The Cross of Missionary Discipleship

September 8, 2019

The Gospel is very clear about the need for an individual response to follow Jesus.  In this translation from Luke, it tells us we must carry our own cross and come after the Lord, following in His footsteps.  This is personal.  This is not something anyone else can do for us.  To follow Jesus we have to be immersed in the reflection of what it means to be a missionary disciple.  From the Bishop’s pastoral letter to the visioning of the Diocese, we have all been invited to reflect on our own personal responsibility to missionary discipleship.  With the Words of the Gospel, our journey must start with our own personal crosses.  We all have them, but where do they lead us, and what do they teach about us?

I have always had a thirst for seeing the mission of the faith at work.  I remember in the 1980’s hearing that there were more Catholics below the equator than above, yet more clergy north of the equator than below.  That very sentence propelled me on a journey and hunger to find out why.  If the clergy are so vital to the life of the Church, it seems to flourish better with fewer of us.  It is a lifelong search for me.  It still continues.  It is probably why I have been captivated by the mission of the Oikos Sisters in the Philippines, where once again many do the work of the Lord and many entrust the labor of the Gospel to the non-ordained or the non-professed.

While we have heard and will continue to hear a lot about missionary discipleship, it is not without the cross, not without sacrifice.  To get in touch with the cross of becoming a missionary ourselves, we must look deeply into the fight of what prevents us from yelling God’s name from the mountaintops, in our workplaces and in the halls of our schools.  The fear of being labeled or being shunned, the fear of being an outcast rises to the polarization of the message in the moment.  So often what others think and our need to belong makes the cross so heavy on our hearts that we cannot lift it.  I can remember shopping at the grocery store in my clerical collar and having someone very angry at the Roman Catholic Church get into my face and tell me what a disgrace the Church is and how it ruins peoples’ lives.  I took the criticism, I took the pain this person was unleashing.  Others stopped to listen as he got louder and it became a bit of a scene.  As this person’s wife tried to get him to stop, I tried to say I understood that the pain he was feeling was real, but he threw up his hands and stomped down the freezer aisle.  I was blindsided, shocked and stunned.  I remember telling myself, don’t wear your clerical collar to the grocery store anymore.

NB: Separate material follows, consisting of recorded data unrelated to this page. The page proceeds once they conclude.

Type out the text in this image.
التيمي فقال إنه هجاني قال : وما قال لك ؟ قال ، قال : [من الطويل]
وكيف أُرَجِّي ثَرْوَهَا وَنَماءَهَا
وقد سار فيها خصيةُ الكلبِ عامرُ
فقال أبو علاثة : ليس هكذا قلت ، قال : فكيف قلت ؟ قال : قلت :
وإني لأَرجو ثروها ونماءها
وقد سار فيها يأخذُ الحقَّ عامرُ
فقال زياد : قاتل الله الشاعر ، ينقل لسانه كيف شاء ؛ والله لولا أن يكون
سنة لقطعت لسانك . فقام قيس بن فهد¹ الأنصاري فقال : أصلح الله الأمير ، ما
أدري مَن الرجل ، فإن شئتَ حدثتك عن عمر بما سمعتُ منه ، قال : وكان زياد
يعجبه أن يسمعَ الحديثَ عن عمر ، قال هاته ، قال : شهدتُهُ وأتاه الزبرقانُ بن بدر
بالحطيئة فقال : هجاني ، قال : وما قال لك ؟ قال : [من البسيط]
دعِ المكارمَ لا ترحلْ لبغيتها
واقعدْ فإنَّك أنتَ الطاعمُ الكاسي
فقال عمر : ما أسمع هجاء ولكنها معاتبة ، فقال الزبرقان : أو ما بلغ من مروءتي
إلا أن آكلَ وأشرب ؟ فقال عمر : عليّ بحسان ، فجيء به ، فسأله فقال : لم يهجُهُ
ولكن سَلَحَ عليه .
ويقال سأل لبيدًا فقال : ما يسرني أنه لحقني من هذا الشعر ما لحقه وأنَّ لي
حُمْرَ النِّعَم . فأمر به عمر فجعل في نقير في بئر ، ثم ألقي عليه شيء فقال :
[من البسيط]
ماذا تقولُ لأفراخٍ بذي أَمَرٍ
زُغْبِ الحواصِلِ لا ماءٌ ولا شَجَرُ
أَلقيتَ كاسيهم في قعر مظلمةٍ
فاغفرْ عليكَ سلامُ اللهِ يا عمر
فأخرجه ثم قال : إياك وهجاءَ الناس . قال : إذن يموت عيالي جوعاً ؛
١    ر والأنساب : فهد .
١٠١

It is not easy to stand up, take up our cross and follow Jesus.    It is not easy to bring the mission of Christ’s light into the darkness rattled with anger.  There is heaviness in being a Catholic.  Yet it is to propel us to a greater love; it is to expand us to a greater understanding.  Before anyone can know our journey, we must first be a listener of theirs.  This listening must be our first priority, coupled with listening to the Lord.  We are compelled to listen to the Lord.  To get in touch with this we must find our way back to Scripture and reflect on what Jesus is personally telling us.  He has a message in His Holy Word that is uniquely for us.  As often as we pray the Words of Scripture, the more Jesus will reveal His true self to us and help us carry the cross with unrealistic burdens.  The Jesus I know will take up the cross with us; the Jesus I know will help me steady my legs under the weight of the cross.  The Jesus I know will make sure I get back up after I stumble.  The statement we make is the statement we make to our own hearts.  It is personal and I choose the Lord.